In the Engulfing Bullish, same as in the Engulfing Bearish, the second candlestick fully covers the previous one, only, in this case, the candlestick is growing (bullish).
A Piercing Line is a candlestick opening with a downward gap, then the gap closes with a partial engulfing of the previous candlestick. The closing of the Piercing Line candlestick must be higher than the middle of the previous candlestick. The lower shadow is lacking or very small.
A Morning Star is a combination of three candlesticks: the outer candlesticks have large bodies, while the middle one has a small body and closes with a gap. The colour is irrelevant.
Three White Soldiers
Three White Soldiers: after a decline, three candlesticks form at the bottom of the trend one after another; they have large bodies going counter the main trend (ascending candlesticks).
Let us now have a look at the trend continuation patterns.
Usually, these combinations, composed of several candlesticks, form a correction of the current trend.
A Mat Hold is a correction of three candlesticks; the first one opens with a gap, the two remaining candlesticks cover the gap completely. The fourth candlestick engulfs the previous ones and closes at a new maximum/minimum. As a rule, this combination emerges in the middle of the trend and in certain cases gives a false signal of a reversal.
Tasuki Gap: after a gap formed, the price makes a small correction of candlesticks of the other colour and partly covers up the gap. Then the current trend continues.
A Three-line Strike is a combination of several candlesticks. After a long-term directed movement, the price makes a pullback of one large candlestick, its body engulfing three previous candlesticks completely.
Now to the patterns, which name does not change regardless of the place of formation.
Doji, Rickshaw Man, Long-legged Doji, Four Price Doji are all Doji types with certain peculiarities. The Doji pattern has no body, its closing and opening prices coinciding; the name changes depending on the shadows, though the essence remains the same. The Doji is a quite strong reversal pattern.
The Doji pattern has small shadows.
The Rickshaw Man pattern has long shadows with a body in the middle (symmetrically situated).
The Long-legged Doji candlestick has long shadows and a body situated closer (not symmetrically) either to the maximum or the minimum.
Four Price Doji
The Four Price Doji candlestick has its opening, closing, maximal and minimal prices gathered at one point.
The Tweezers are two candlesticks with roughly the same body size and very long shadows, coinciding in their maximal or minimal values (depending on the place of their formation). The bodies of the candlesticks have different colors.

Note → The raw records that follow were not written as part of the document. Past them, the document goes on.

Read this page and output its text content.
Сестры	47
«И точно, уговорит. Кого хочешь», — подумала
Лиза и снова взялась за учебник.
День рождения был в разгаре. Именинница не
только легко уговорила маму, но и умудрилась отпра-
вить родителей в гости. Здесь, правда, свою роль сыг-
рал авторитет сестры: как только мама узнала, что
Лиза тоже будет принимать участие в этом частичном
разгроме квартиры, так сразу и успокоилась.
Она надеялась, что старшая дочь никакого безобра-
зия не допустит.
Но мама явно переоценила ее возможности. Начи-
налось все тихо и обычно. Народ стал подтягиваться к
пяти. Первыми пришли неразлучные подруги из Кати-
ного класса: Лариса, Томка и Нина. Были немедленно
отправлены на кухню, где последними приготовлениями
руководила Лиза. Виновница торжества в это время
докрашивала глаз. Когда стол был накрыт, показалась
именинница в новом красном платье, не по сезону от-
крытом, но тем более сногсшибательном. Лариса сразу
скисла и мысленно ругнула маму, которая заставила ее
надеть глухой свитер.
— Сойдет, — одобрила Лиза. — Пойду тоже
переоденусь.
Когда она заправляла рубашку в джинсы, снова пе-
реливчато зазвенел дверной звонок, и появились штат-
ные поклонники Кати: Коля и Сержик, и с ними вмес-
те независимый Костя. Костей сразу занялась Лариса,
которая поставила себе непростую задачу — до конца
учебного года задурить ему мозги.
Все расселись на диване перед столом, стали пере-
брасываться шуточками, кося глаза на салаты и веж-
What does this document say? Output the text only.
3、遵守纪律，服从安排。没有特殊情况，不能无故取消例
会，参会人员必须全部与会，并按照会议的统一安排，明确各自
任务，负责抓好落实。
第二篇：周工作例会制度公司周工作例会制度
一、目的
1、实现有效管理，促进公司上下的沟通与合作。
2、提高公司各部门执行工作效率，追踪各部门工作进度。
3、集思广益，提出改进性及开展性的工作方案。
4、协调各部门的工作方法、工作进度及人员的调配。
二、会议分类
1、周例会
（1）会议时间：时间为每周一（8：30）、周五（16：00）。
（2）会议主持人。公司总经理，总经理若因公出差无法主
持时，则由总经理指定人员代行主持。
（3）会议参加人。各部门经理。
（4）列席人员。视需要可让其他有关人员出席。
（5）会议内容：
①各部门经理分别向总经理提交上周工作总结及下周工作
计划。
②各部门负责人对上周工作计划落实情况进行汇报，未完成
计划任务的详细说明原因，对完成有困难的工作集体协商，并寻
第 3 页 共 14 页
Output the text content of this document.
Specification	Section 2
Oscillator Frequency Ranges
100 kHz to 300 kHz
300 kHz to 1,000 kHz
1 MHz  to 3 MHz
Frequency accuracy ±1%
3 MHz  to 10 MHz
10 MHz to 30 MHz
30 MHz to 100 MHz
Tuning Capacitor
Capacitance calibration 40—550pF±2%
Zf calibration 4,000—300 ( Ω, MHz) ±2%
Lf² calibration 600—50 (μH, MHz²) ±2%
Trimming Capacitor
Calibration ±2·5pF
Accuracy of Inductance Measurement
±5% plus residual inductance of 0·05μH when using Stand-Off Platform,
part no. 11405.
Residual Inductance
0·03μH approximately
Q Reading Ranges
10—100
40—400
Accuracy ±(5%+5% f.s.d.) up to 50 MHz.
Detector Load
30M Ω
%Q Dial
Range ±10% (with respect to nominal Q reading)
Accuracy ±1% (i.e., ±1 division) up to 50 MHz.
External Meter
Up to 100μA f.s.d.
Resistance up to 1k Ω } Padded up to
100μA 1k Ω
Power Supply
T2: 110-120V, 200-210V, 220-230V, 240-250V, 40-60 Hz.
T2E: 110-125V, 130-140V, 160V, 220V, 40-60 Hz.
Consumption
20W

A Harami is when the body of the candlestick fully hides inside the previous one, including the shadows. The bigger the difference between the bodies of the candlesticks, the stronger the signal of a reversal is. The Harami Cross pattern is similar to the simple Harami, only instead of a usual small candlestick, there is a Doji.
An Abandoned Baby is a Doji formed with a gap. The pattern will be stronger if the first candlestick before the Doji is growing while the next candlestick after the Doji is falling (vice versa in a downtrend).
It is rather hard to discuss all candlestick combinations in one article. Candlestick market analysis has been in use for a long time, and market players, watching the charts, have made a lot of their own conclusions that may not, perhaps, be in line with those of the candlestick analysis pioneers. Development should have no limits. At first glance, candlestick analysis may seem difficult, however, it may become a strong trading instrument as soon as you master it.